Аналогичные обвинения Грозный адресовал и непосредственно эмигранту Курбскому. Последний не оставил без внимания царские упреки и ответил на них в таких выражениях: «А о Володимере брате воспоминаешь, аки бы есть мы его хотели на царство — воистину о сем не мыслих, понеже (Володимир) и не достоин был того». Беглый боярин утверждал, будто он угадал грядущую немилость от царя в тот момент, «когда еще сестру мою (царь) насилием от меня взял еси за того то брата твоего». Тут Курбский явно покривил душой.
Именно брак его сестры княжны Одоевской со Старицким ввел князя в круг ближней царской родни и позволил достичь высокого положения при дворе.

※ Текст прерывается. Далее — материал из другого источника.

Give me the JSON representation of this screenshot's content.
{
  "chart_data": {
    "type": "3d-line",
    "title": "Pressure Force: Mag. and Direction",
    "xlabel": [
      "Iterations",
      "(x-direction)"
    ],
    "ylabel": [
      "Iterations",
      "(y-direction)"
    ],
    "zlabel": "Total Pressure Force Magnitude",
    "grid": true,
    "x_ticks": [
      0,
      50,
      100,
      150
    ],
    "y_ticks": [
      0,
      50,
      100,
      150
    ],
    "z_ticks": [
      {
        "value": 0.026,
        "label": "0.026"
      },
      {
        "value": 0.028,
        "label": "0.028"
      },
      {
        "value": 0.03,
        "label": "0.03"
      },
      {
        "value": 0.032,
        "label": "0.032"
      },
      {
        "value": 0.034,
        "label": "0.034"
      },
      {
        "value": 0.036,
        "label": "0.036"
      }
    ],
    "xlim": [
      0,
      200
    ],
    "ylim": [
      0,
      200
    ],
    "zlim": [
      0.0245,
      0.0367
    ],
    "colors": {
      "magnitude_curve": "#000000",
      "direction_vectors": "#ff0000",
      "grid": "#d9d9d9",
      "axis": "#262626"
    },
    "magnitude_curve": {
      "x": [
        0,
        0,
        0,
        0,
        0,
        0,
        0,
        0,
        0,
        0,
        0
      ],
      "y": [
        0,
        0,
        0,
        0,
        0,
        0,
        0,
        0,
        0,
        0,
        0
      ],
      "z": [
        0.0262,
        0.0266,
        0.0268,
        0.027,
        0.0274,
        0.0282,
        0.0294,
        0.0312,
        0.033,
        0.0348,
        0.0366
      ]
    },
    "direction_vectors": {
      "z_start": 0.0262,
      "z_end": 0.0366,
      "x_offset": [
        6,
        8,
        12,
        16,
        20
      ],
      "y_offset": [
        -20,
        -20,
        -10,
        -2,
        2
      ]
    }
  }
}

В ближайшие месяцы после суда над Старицкими обстановка в Москве еще более осложнилась. Умер престарелый митрополит Макарий, пользовавшийся авторитетом как у взбалмошного молодого царя, так и у вождей боярской оппозиции. Преемникам Макария стал бывший духовник царя Афанасий. Ему предоставлены были особые почести и привилегии. Царские милости упрочили согласие между монархом и церковью, что вызвало решительное осуждение со стороны вождей боярства.
Получив известия о происшедших в Москве переменах, юрьевский наместник Курбский написал второе послание своим единомышленникам в Печерский монастырь, которое, однако, не осмелился отослать и хранил в своем тайнике на воеводском дворе. Послание рельефно выразило настроения полуопального боярина.

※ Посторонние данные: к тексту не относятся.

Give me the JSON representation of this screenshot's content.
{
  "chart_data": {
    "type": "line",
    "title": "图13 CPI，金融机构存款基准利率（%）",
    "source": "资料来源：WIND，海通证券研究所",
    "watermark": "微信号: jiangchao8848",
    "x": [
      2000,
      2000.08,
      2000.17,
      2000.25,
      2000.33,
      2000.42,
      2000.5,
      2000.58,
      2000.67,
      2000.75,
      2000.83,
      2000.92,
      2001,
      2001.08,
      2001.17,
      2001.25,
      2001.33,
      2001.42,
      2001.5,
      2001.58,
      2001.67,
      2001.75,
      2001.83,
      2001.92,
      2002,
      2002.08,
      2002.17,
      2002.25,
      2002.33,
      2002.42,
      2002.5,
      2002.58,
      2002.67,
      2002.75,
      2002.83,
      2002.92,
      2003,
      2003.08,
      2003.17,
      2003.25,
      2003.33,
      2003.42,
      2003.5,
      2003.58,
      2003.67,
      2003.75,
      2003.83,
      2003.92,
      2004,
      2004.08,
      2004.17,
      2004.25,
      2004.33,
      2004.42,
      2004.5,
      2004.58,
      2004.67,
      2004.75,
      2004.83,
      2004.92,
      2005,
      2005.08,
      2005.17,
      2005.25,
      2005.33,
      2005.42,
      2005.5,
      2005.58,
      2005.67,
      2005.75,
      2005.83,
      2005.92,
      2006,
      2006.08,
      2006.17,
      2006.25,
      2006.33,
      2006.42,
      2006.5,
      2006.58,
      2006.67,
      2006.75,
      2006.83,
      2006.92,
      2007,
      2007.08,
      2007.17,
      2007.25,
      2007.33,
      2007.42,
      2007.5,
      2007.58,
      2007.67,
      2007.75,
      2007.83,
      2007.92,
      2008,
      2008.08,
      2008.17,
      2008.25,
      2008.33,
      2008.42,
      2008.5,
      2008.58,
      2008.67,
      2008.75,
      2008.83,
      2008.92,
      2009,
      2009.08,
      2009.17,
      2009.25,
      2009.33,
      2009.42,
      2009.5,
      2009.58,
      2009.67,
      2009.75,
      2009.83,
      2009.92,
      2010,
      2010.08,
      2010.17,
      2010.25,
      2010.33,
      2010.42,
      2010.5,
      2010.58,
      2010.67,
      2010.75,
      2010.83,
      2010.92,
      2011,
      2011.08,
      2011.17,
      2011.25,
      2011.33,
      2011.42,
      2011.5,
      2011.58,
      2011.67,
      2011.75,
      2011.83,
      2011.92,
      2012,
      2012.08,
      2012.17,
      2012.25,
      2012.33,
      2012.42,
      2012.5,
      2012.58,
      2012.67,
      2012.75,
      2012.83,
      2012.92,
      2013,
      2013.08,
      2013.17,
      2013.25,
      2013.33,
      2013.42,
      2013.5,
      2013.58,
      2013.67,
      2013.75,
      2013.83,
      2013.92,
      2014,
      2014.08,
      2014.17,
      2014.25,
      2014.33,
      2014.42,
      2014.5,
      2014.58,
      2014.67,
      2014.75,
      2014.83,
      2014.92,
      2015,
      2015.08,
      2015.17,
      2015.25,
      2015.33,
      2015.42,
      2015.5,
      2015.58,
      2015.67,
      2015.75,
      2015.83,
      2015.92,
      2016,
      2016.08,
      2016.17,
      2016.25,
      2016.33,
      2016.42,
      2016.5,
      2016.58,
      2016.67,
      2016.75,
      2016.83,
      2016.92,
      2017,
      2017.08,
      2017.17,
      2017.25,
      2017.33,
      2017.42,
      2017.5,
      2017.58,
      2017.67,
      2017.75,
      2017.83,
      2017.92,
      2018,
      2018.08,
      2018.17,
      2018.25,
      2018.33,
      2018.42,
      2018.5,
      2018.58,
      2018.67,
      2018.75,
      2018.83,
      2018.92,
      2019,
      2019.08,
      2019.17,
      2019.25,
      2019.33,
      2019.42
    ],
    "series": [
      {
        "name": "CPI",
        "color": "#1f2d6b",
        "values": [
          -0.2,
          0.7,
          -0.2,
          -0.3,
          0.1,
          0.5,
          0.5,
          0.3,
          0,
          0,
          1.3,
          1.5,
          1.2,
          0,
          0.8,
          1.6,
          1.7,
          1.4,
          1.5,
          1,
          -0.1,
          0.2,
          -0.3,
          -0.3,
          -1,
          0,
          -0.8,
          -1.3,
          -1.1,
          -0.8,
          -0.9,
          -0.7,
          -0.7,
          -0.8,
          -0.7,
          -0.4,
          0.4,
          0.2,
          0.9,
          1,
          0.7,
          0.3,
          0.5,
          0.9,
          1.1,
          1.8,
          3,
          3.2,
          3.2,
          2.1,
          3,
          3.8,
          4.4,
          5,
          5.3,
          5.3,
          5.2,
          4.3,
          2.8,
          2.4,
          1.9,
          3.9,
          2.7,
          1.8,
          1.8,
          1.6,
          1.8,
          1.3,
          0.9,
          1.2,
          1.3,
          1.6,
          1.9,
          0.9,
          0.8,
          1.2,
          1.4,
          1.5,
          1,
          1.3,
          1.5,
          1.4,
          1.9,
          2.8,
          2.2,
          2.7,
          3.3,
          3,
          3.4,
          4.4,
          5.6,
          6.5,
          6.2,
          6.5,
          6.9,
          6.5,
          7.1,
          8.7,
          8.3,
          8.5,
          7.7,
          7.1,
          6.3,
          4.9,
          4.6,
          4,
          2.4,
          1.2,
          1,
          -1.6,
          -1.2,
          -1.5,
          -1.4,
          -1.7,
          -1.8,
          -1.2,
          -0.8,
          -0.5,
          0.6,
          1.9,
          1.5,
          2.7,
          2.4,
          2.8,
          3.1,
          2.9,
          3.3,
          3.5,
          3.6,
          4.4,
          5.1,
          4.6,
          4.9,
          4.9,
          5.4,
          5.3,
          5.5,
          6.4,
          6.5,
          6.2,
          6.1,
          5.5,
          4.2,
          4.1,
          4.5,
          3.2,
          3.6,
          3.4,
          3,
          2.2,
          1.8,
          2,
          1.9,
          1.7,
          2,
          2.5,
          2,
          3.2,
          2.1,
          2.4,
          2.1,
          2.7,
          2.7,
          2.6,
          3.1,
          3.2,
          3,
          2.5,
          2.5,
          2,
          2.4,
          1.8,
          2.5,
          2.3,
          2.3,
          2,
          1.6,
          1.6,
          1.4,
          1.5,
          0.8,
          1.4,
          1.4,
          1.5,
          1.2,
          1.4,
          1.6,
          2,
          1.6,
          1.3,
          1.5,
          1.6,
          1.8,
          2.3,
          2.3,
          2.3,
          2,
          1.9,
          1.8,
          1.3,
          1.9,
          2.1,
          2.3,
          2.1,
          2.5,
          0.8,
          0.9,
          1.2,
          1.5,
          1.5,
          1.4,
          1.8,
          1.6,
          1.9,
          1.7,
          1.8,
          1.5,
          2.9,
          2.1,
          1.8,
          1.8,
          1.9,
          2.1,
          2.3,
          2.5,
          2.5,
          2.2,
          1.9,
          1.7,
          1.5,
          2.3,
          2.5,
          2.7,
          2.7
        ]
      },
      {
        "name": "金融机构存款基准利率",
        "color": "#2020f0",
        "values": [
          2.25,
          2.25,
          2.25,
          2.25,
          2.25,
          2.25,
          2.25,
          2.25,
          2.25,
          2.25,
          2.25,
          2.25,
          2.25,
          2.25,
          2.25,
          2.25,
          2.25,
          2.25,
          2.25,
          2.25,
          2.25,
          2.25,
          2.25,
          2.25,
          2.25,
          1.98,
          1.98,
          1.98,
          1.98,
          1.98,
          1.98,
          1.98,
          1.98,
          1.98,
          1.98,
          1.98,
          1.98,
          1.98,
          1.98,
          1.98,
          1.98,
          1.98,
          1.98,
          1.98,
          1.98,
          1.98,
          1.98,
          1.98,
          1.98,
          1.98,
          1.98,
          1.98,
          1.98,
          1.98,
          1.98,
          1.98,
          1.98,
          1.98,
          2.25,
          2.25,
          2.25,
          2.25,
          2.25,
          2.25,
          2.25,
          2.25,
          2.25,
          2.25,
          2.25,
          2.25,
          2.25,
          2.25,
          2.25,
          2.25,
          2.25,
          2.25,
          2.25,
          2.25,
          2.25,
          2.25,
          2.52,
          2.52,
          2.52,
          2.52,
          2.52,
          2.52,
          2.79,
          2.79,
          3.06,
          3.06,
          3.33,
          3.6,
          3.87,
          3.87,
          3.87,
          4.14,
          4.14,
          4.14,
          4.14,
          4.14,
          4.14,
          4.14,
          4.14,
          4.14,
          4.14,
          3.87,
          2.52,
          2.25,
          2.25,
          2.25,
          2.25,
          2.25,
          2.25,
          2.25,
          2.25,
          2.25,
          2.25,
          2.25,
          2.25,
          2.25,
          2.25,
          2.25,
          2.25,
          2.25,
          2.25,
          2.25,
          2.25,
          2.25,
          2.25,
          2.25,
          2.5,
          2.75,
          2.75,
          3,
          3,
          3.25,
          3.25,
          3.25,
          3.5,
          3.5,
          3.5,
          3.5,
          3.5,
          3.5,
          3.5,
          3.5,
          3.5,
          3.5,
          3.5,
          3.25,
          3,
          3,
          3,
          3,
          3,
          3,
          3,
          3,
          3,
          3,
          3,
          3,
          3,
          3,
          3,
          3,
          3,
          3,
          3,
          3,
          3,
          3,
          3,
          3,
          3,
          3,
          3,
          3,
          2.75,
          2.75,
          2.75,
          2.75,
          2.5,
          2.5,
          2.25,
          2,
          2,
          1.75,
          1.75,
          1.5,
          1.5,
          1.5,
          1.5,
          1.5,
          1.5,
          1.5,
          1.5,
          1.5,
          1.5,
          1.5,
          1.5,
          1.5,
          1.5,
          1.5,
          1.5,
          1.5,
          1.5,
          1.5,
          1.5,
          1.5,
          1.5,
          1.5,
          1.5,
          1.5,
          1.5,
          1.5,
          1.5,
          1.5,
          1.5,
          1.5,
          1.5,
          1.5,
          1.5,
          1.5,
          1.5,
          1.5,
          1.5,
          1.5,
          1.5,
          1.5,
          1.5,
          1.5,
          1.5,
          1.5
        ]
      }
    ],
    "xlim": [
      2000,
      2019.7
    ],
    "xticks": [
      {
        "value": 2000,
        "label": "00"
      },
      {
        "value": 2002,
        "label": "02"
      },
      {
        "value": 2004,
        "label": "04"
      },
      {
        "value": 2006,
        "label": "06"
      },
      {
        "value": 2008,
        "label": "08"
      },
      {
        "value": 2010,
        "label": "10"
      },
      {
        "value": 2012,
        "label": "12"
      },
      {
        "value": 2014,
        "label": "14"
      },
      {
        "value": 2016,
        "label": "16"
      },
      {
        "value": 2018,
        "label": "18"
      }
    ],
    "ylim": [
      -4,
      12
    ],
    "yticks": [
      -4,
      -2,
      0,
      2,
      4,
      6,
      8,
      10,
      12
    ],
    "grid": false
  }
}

Прежде всего Курбский обвинил церковных руководителей «осифлян»
(последователей Иосифа Волоцкого, сторонника богатой и сильной церкви) в том, что они прдкуплены царем и богатства ради угодничают перед властями.
Нет больше в России, писал он, святителей, которые бы спасли гонимую братию и обличили бы царя в его «законопреступных» делах. Слава Курбского свидетельствовали о том, что распри между царем и знатью привели к ожесточенной вражде. Могущественные вассалы не желали мириться с покушениями монарха на их власть и имущество. Курбский дерзко обвинял «державного» правителя в кровожадности, в том, что своей свирепостью он превзошел «зверей кровоядцев». Из–за нестерпимых мук, продолжал боярин, некоторым придется «без вести бегуном ото отечества быть».». Этот намек вполне объясняет, почему Курбский осмелился изложить на бумаге свои самые затаенные мысли. Он закончил тайное послание в Печоры перед самым побегом в Литву. Озабоченный тем, чтобы оправдать задуманную измену, Курбский встал в позу защитника всех обиженных и угнетенных на Руси, позу критика и обличителя общественных пороков. С желчью писал он о «нерадении державы» и «кривине суда» в стране, печалился о бедственном положении дворян, не имеющих не только «коней, ко бранем уготовленных», но и «дневныя пищи», с удивительным сочувствием отзывался о безмерных страданиях торговцев и крестьян, задавленных податями. «Земледелец все днесь узрим, — писал боярин, — како стражут, безмерными данми продаваеми… и без милосердия биеми».». В устах Курбского слова сочувствия крестьянам звучали необычно.
Ни в одном из своих многочисленных произведений он больше ни единым словом не вспомнил о землепашцах. Из многочисленных судных дел литовского периода известно, как Курбский обращался со своими подданными и соседями. Соседей по имению он нередко бил и грабил, а «купецкий чин» сажал в водяные ямы, кишевшие пиявками, и вымогал у них деньги».
Пробыв год на воеводстве в Юрьеве, Курбский 30 апреля 1564 года бежал в литовские владения. Под покровом ночи он спустился по веревке с высокой крепостной стены и с несколькими верными слугами ускакал в ближайший неприятельский замок — Вольмар. По словам американского историка Э.
Кинана, русский наместник Ливонии мог бы захватить семью, поскольку он бежал, по крайней мере, на трех лошадях и успел взять двенадцать сумок, набитых добром. В самом ли деле Курбский был столь черствым человеком, с легким сердцем покинувшим жену? В этом можно усомниться. Побег из тщательно охранявшейся крепости был делом исключительно трудным, и Курбский утверждал, что его самого верные слуги вынесли «от гонения на своей вые» (шее). Жену же свою беглец попросту не мог взять с собой.